The transfer to Iraq of fighting men possibly associated with Bin Laden sent alarm bells clanging in Washington, reports Debka.

Franks asked Salah to explain the transit of weapons and combat forces through Yemen to Iraq. He also asked him to relay a final U.S. warning to Hussein: Either he halts his menacing military moves along Iraq’s Syrian and Jordanian frontiers, removes Iraqi contingents from both countries and withdraws from involvement in Middle East terrorism, or else American military punishment will rain down on his head and on the Iraqi army.

From Aden, Franks headed for Amman. According to Debka sources, he presented Jordanian leaders with the following intelligence data:

  • Aerial photos taken by a US F-16 which took off from Turkey’s Incerlik air base on August 15, entered Syrian airspace and remained over the Syrian-Jordanian border region for 23 minutes. The photos showed evidence of an Iraq troop presences in Al Malikiyeh and Qaratshuk in northern Syria and Khatunayeh in northeast Syria. An Iraqi armored command showed up in Khatunayeh.
  • American CIA and military intelligence have found Iraqi intelligence agents infiltrating groups of young Jordanian officers and turning them against the Hashemite rulers.

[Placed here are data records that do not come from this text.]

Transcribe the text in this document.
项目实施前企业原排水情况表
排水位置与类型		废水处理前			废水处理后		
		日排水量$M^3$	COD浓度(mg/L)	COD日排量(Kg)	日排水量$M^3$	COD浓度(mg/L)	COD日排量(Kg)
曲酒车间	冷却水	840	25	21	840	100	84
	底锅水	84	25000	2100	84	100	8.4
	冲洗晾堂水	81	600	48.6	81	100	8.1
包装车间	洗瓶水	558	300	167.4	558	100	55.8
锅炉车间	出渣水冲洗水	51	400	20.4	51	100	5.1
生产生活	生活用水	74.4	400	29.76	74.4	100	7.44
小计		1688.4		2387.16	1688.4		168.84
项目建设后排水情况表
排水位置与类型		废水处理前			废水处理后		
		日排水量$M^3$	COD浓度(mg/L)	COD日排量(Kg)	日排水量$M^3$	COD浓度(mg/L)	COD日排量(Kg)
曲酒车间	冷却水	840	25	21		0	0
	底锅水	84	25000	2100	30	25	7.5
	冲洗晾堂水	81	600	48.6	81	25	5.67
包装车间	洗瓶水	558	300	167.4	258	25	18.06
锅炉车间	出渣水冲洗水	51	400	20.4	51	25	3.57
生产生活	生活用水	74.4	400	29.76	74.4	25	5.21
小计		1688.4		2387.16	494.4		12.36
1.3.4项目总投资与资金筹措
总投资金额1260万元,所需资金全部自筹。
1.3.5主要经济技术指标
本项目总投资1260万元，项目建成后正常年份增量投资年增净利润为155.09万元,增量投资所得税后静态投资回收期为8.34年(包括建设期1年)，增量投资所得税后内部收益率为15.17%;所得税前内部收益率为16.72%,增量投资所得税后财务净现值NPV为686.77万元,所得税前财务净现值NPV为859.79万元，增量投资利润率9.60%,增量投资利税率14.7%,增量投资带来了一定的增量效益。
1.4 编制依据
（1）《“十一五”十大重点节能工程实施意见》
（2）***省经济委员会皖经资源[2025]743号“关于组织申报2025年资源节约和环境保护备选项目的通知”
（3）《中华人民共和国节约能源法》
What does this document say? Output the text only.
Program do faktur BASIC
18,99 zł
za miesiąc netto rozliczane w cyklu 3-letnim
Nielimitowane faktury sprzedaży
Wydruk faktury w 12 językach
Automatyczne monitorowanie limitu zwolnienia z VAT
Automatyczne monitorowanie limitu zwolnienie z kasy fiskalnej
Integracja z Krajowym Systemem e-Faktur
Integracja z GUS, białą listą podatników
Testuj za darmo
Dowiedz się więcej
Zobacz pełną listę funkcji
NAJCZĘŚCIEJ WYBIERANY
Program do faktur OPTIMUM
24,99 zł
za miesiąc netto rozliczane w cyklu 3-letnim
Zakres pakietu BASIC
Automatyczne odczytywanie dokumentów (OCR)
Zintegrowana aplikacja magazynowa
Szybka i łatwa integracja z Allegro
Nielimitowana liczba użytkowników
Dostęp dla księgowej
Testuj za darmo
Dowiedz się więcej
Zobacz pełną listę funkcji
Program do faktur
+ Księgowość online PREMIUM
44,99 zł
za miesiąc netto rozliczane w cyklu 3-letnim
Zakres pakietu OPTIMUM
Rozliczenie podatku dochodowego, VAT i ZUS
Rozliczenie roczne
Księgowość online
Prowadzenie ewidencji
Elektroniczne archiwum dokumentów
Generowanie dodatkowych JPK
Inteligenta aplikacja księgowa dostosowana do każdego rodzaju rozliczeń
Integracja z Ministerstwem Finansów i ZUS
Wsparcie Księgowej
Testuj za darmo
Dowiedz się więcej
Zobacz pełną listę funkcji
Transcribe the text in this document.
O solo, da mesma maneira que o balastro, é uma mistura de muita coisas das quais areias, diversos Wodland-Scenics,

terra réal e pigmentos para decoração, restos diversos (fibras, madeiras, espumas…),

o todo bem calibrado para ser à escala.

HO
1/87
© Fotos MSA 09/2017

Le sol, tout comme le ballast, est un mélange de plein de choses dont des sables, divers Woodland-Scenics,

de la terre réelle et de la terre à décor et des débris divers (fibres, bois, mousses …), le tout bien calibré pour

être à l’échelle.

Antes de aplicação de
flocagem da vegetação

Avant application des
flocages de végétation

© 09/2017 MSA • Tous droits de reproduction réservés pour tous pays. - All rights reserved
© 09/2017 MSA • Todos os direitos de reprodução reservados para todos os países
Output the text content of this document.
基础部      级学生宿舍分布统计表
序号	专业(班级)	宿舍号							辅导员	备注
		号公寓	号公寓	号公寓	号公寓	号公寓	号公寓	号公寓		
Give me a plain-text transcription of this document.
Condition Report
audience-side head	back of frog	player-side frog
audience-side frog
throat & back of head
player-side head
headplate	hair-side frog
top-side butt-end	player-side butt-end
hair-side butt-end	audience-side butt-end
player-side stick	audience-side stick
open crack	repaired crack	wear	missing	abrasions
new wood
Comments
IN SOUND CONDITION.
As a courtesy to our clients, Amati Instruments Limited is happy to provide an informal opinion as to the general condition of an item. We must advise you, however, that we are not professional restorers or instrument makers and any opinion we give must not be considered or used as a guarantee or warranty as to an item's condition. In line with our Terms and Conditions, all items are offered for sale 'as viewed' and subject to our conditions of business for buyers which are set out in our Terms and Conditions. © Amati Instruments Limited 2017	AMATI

They are creating a dangerous breeding ground for pro-Iraqi plots to overthrow the king.
  • Iraqi military intelligence operatives in Jordan have begun recruiting and forming into secret combat cells members of the 800,000-strong Iraqi workforce in Jordan, many of whom are either jobless or earn a pittance of $30 a month.
  • With presumed Iraqi encouragement, Syria has begun pumping Lebanese Hezbollah guerrillas into Jordan, with large sums of money in their pockets to pay for the recruitment, training and arming of antiroyalist fighters, mainly in the Amman and Irbid regions. Their first missions are to carry out terrorist attacks against Israeli factories in those regions of Jordan. After Irbid, the intruders will turn their attention to national strategic facilities, like power stations, water works and phosphate production in the south.
  • The U.S. delegation and Jordanian leaders reportedly agreed that a U.S. Marines brigade would be dispatched to secure the triangular wedge enclosed by the Jordanian, Syrian and Iraqi frontiers and arrest the creeping Iraqi military advance into the kingdom and Syria. Basing Marines in Jordan would also fit in with U.S. preparations for a military expedition against Saddam Hussein. The U.S. force is due to arrive in the kingdom in the coming days.

    Franks’ next stop was Cairo, where he landed last Saturday for a discussion of the forthcoming U.S. operation against Iraq with Egyptian defense minister Gen. Tantawi and Egyptian army chiefs. Both the Jordanian and the Egyptian army chiefs received a strong impression of U.S. determination. Should Iraq invoke its secret defense treaties with Syria and move air, armored and missile units across the frontier, the United States will not hesitate to bombard them, meaning that an American offensive against Iraq may well reach into north Syria.